Mass Spectrometry Method Provides Insights Into Insecticide Resistance

When pests gain resistance to insecticides, they can threaten food crops across the globe. But researchers have struggled to understand some of the mechanisms insect cells use to withstand these chemicals, which makes it difficult for scientists to design ways to combat resistance. Now, using a mass spectrometry technique, researchers in Australia have explained how fruit flies express a single gene at high levels to rid themselves of a common insecticide (Anal. Chem. 2014, DOI: 10.1021/ac404188g).

One way insects thwart insecticides is through a process called metabolic resistance, says Philip Batterham of the University of Melbourne, in Australia. The bugs’ cells develop chemical pathways that break down the insecticide and prevent it from causing harm.

Previously, researchers tracked the metabolism of insecticides using compounds labeled with carbon-14. But the slow decay of carbon-14 means that scientists might follow these experiments for weeks to months to get a detectable signal within the insect tissues. Batterham, a biologist, along with chemists Richard A. J. O’Hair and William A. Donald, thought that combining mass spectrometry with labeled insecticides might provide a faster, more sensitive solution to the problem.

The method is called twin ion mass spectrometry, and pharmacologists have previously used the technique to track the metabolism of brominated drugs. To monitor metabolism of an insecticide, researchers expose the insects to an unlabeled chemical and one labeled with carbon-13. Then, when the researchers analyze molecules in samples from the insects via mass spectrometry, the metabolites of the insecticide show up as pairs of ions, or twins: one that’s labeled and another that’s unlabeled.
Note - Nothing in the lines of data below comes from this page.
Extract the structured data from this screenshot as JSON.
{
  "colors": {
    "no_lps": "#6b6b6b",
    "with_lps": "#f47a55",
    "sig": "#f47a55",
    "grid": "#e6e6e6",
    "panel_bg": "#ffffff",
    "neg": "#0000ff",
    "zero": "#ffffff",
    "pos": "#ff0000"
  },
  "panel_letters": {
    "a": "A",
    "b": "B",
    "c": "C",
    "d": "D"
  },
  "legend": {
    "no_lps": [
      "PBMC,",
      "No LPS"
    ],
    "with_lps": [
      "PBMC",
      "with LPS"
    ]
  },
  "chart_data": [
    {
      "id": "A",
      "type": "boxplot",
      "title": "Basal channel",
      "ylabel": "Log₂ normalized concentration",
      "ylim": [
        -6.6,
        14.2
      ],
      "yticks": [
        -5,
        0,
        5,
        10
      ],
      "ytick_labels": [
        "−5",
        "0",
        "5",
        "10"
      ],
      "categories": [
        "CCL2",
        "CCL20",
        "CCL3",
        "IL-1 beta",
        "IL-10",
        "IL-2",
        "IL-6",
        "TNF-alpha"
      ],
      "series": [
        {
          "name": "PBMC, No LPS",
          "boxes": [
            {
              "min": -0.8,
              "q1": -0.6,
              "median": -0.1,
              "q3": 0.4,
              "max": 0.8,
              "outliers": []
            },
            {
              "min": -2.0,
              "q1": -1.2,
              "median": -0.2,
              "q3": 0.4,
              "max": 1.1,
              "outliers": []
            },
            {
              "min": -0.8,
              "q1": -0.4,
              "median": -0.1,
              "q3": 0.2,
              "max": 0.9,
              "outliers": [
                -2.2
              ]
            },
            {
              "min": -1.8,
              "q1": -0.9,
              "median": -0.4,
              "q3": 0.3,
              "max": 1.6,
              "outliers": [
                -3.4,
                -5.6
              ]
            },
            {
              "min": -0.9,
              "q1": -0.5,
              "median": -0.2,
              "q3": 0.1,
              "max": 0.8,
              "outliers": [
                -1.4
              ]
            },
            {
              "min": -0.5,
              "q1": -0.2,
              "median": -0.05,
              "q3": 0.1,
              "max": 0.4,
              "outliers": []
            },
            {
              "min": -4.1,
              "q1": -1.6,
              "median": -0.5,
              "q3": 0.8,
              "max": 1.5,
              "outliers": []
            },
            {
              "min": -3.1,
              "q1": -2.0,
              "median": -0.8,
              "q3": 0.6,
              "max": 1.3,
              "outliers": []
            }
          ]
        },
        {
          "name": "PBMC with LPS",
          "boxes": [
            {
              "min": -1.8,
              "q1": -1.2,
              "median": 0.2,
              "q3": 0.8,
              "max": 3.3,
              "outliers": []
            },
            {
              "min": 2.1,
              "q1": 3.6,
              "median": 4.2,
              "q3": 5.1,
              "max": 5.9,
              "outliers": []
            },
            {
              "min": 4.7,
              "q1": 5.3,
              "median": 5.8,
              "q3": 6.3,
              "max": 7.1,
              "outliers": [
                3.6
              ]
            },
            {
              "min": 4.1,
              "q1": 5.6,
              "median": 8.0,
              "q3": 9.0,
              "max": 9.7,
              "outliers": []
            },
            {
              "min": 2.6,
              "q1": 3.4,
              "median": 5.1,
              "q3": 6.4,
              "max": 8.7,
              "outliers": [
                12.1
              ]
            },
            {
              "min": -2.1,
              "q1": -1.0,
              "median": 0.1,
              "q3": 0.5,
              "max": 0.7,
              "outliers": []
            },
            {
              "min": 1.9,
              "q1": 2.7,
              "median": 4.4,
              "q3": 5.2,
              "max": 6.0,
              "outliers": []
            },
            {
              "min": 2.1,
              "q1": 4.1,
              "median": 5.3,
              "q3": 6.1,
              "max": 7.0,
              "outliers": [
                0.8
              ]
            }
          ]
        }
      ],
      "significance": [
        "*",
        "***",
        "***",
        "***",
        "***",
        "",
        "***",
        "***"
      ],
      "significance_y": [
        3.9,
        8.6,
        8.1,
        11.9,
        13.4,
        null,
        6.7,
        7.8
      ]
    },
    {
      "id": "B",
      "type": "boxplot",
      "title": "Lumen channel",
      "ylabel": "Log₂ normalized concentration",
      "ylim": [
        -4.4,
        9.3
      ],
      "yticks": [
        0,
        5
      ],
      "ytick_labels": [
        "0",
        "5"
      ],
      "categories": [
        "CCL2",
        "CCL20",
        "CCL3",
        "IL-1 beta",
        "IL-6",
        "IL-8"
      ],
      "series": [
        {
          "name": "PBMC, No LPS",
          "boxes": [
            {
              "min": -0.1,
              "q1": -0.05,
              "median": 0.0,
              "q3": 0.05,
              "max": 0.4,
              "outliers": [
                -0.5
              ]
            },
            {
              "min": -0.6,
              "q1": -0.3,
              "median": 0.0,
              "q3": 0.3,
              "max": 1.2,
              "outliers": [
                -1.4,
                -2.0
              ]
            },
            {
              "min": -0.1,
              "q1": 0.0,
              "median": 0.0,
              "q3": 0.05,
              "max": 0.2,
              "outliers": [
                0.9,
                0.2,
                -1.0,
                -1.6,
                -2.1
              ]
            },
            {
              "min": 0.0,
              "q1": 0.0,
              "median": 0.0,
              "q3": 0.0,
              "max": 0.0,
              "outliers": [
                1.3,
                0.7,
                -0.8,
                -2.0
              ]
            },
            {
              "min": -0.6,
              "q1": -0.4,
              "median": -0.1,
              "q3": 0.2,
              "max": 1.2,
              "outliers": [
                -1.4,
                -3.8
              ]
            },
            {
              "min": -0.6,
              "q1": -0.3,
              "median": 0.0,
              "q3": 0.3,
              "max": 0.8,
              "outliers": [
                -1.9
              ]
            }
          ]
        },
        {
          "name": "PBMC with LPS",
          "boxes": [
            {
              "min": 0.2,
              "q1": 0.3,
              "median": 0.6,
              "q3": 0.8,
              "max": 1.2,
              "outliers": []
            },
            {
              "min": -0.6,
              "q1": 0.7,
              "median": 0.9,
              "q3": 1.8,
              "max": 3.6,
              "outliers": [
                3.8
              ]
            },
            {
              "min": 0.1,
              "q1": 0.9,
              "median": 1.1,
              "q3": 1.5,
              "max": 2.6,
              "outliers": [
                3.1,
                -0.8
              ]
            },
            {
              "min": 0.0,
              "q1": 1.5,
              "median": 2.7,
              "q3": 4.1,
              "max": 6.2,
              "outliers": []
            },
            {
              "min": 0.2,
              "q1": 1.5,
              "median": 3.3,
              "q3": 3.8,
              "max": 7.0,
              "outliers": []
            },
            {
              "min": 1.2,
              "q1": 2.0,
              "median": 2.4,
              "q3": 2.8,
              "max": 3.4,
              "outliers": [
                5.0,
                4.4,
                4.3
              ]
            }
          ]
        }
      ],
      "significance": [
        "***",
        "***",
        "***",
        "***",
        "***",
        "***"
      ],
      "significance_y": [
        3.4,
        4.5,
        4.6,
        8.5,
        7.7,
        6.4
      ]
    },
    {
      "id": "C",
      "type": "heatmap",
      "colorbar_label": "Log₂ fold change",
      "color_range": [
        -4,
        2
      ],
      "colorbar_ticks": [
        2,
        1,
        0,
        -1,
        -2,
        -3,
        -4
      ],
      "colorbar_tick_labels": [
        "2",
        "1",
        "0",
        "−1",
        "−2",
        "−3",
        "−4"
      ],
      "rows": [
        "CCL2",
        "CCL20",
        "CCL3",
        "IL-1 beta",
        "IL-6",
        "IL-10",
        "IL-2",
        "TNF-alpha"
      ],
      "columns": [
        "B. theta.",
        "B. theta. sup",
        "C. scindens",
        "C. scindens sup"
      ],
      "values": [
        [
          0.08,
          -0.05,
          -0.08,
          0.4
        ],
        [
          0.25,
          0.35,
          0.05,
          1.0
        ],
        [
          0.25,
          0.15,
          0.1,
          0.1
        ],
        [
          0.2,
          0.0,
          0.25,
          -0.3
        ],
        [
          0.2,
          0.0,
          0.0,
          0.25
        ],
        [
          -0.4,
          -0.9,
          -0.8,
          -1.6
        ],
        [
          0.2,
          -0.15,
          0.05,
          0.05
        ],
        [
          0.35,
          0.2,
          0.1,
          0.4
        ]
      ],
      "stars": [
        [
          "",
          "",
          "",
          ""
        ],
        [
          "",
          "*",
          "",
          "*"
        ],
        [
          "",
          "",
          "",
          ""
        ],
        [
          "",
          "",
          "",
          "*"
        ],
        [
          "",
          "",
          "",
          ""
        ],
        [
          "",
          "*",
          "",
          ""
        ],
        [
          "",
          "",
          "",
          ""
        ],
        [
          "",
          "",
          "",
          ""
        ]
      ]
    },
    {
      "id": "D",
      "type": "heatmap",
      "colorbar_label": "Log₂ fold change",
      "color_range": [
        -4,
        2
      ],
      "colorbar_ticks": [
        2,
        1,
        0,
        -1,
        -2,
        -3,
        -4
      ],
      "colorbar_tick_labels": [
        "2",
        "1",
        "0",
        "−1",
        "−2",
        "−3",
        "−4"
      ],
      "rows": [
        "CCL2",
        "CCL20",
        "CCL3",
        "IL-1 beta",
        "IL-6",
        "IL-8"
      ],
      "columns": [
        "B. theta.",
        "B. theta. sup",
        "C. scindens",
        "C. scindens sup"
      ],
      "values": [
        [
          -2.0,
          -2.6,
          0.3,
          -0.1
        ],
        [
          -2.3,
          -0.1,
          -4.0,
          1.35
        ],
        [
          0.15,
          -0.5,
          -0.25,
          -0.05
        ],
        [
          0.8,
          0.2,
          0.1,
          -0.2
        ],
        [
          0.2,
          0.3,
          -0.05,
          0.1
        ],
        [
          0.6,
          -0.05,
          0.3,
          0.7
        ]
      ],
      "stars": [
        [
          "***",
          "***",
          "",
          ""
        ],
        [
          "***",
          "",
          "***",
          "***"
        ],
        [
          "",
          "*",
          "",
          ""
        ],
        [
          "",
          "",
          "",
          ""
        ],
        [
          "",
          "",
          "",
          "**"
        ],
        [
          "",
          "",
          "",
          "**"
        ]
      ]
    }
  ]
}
The Australian team fed a nonlethal dose of a mix of unlabeled and carbon-13-labeled imidacloprid to fruit fly larvae. Imidacloprid is a commonly used neonicotinoid insecticide that has been implicated in colony collapse disorder in honeybees. After six hours, they separated out the insects’ excretions, crushed the bugs, and analyzed them for metabolites. Even with samples from a single insect, they could identify metabolites of the insecticide.

The method helped them to piece together how the insects resist imidacloprid. Batterham and his colleagues had previously discovered that a single gene was responsible for metabolic resistance to many insecticides, including DDT and imidacloprid, when expressed at high levels in the bugs (Science 2002, DOI: 10.1126/science.1074170). The results seemed contradictory because the gene codes for an enzyme that breaks down imidacloprid into smaller, but more toxic, compounds. With this new technique, the team could follow the chemicals’ fates through different fly strains with varying expression levels of the enzyme. They found that the more toxic metabolites were also easier for insects to excrete, which prevents the chemicals from reaching the brain where they cause harm.
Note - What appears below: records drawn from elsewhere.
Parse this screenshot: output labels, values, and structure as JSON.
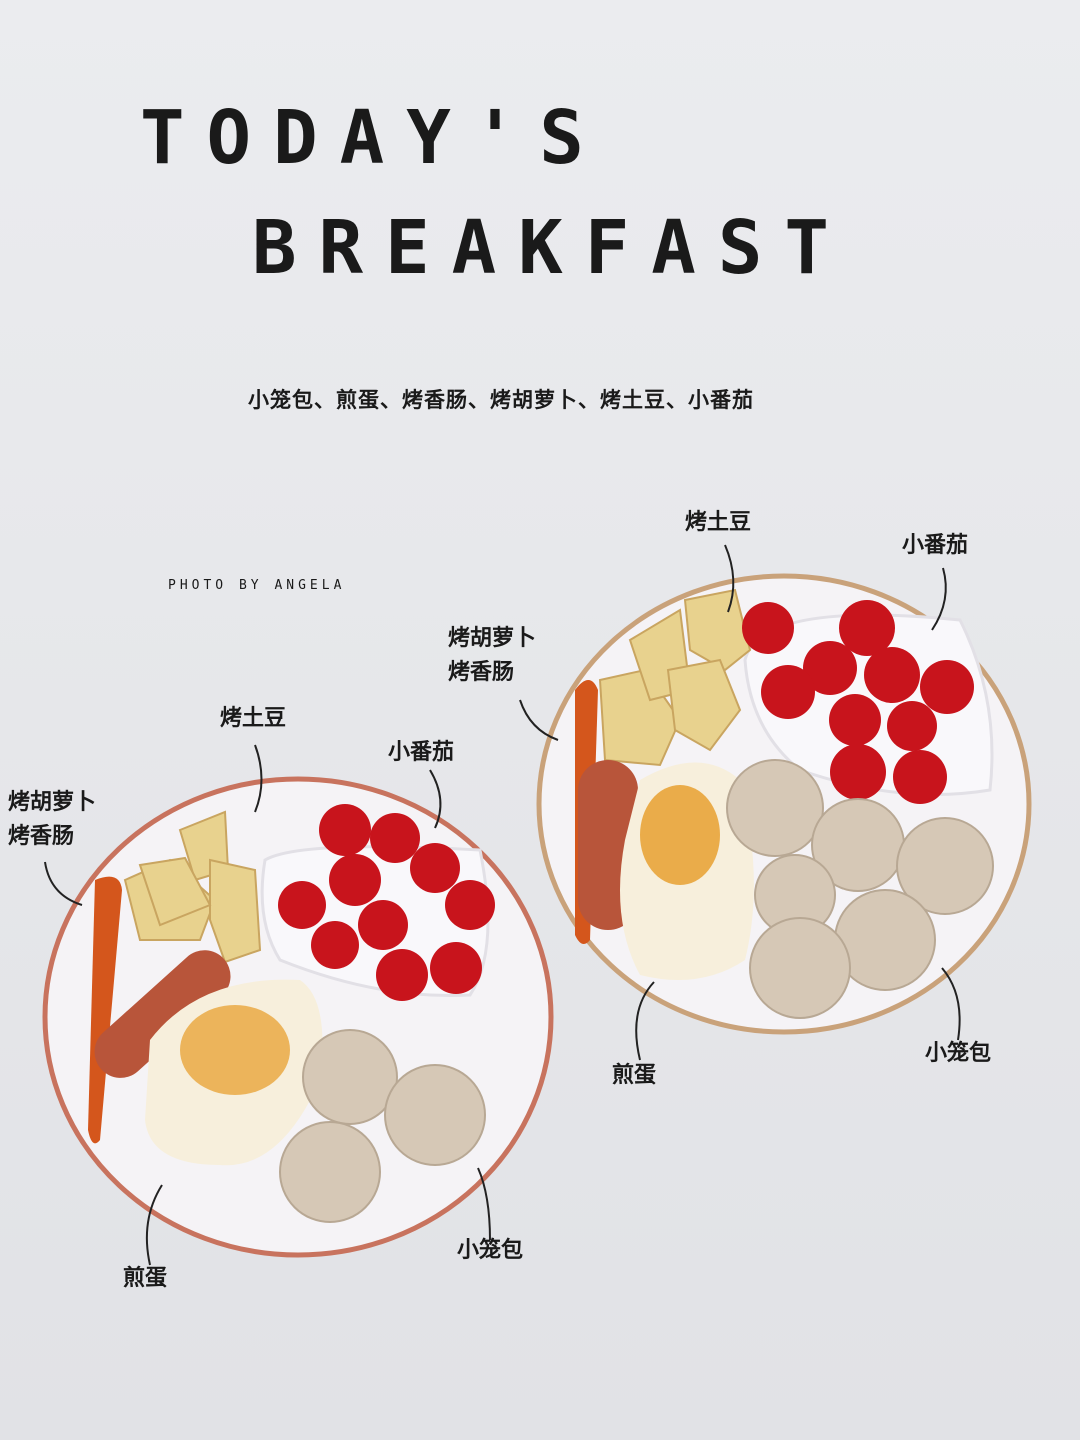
{
  "title": {
    "line1": "TODAY'S",
    "line2": "BREAKFAST"
  },
  "subtitle": "小笼包、煎蛋、烤香肠、烤胡萝卜、烤土豆、小番茄",
  "credit": "PHOTO BY ANGELA",
  "left_plate": {
    "carrot_sausage": [
      "烤胡萝卜",
      "烤香肠"
    ],
    "potato": "烤土豆",
    "tomato": "小番茄",
    "egg": "煎蛋",
    "dumpling": "小笼包"
  },
  "right_plate": {
    "carrot_sausage": [
      "烤胡萝卜",
      "烤香肠"
    ],
    "potato": "烤土豆",
    "tomato": "小番茄",
    "egg": "煎蛋",
    "dumpling": "小笼包"
  },
  "colors": {
    "background": "#e8e9ec",
    "plate": "#f4f2f5",
    "rim_left": "#c8735e",
    "rim_right": "#c9a27a",
    "tomato": "#c8141c",
    "dumpling": "#d6c8b6",
    "egg_yolk": "#e8a030"
  }
}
The technique allowed the researchers to demonstrate a causal link between the overexpression of one gene and insecticide resistance, says Xianchun Li of the University of Arizona, Tucson. Previously researchers didn’t have enough direct evidence to link the two, he says.

Batterham says his team next would like to look at where these reactions occur within fruit flies and examine how insecticides interact with resistance genes that occur in other pest insects.